Over the past year as an entrepreneur, I’ve met numerous other employees and entrepreneurs who have embraced the idea of the pixelated workforce. Here are a few examples:
- A bookkeeper, who works 20 hours a week, manages a rental property and picks her kids up from school each day
- An Executive Coach who also works as a yoga instructor, and travels for 2 months out of the year across the globe
- A former startup founder + product marketer who now runs a web3 education community
- And, of course, everyone’s favorite software engineer who works 10 remote software engineering jobs
When I talk to these individuals, many of them talk about how they have diverse interests and skills, some of which they use in their core job or work, but many which they don't.

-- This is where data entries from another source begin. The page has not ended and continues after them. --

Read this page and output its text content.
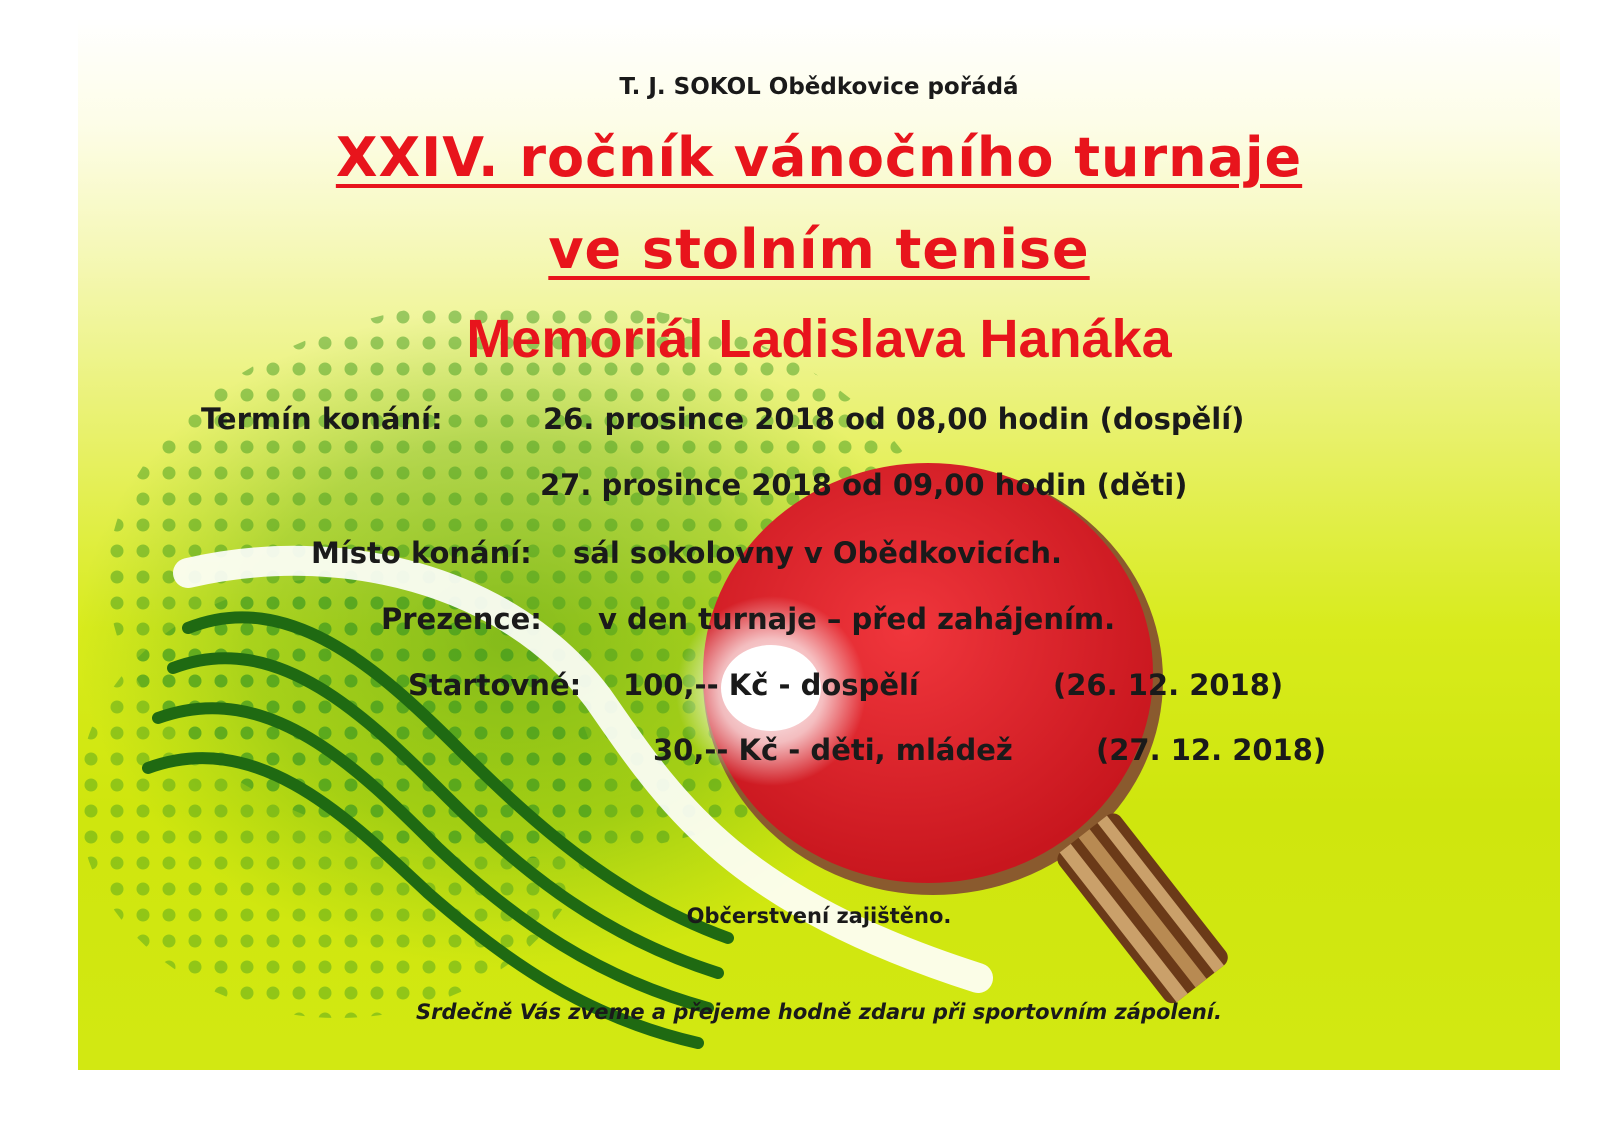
T. J. SOKOL Obědkovice pořádá
XXIV. ročník vánočního turnaje
ve stolním tenise
Memoriál Ladislava Hanáka
Termín konání:	26. prosince 2018 od 08,00 hodin (dospělí)
27. prosince 2018 od 09,00 hodin (děti)
Místo konání: sál sokolovny v Obědkovicích.
Prezence: v den turnaje – před zahájením.
Startovné: 100,-- Kč - dospělí	(26. 12. 2018)
30,-- Kč - děti, mládež	(27. 12. 2018)
Občerstvení zajištěno.
Srdečně Vás zveme a přejeme hodně zdaru při sportovním zápolení.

They’ve embraced pixelated work, or a portfolio career, to get the same kind of ends that a full-time job would have given them, but through a different set of means. This allowed for a more exciting, engaging, flexible way to find work and develop their careers.
We are still in the early innings of what the pixelated workforce could be. The future of work is not just about work, but also about the transformation of workplace and workforce. This has many implications for leaders, organizations, and employees, ranging from how we hire, who we hire (employers+leaders) and perhaps most importantly, how employees navigate choices and decisions around careers, work, education, and learning. It’s an exciting time to watch this evolve, right before our eyes.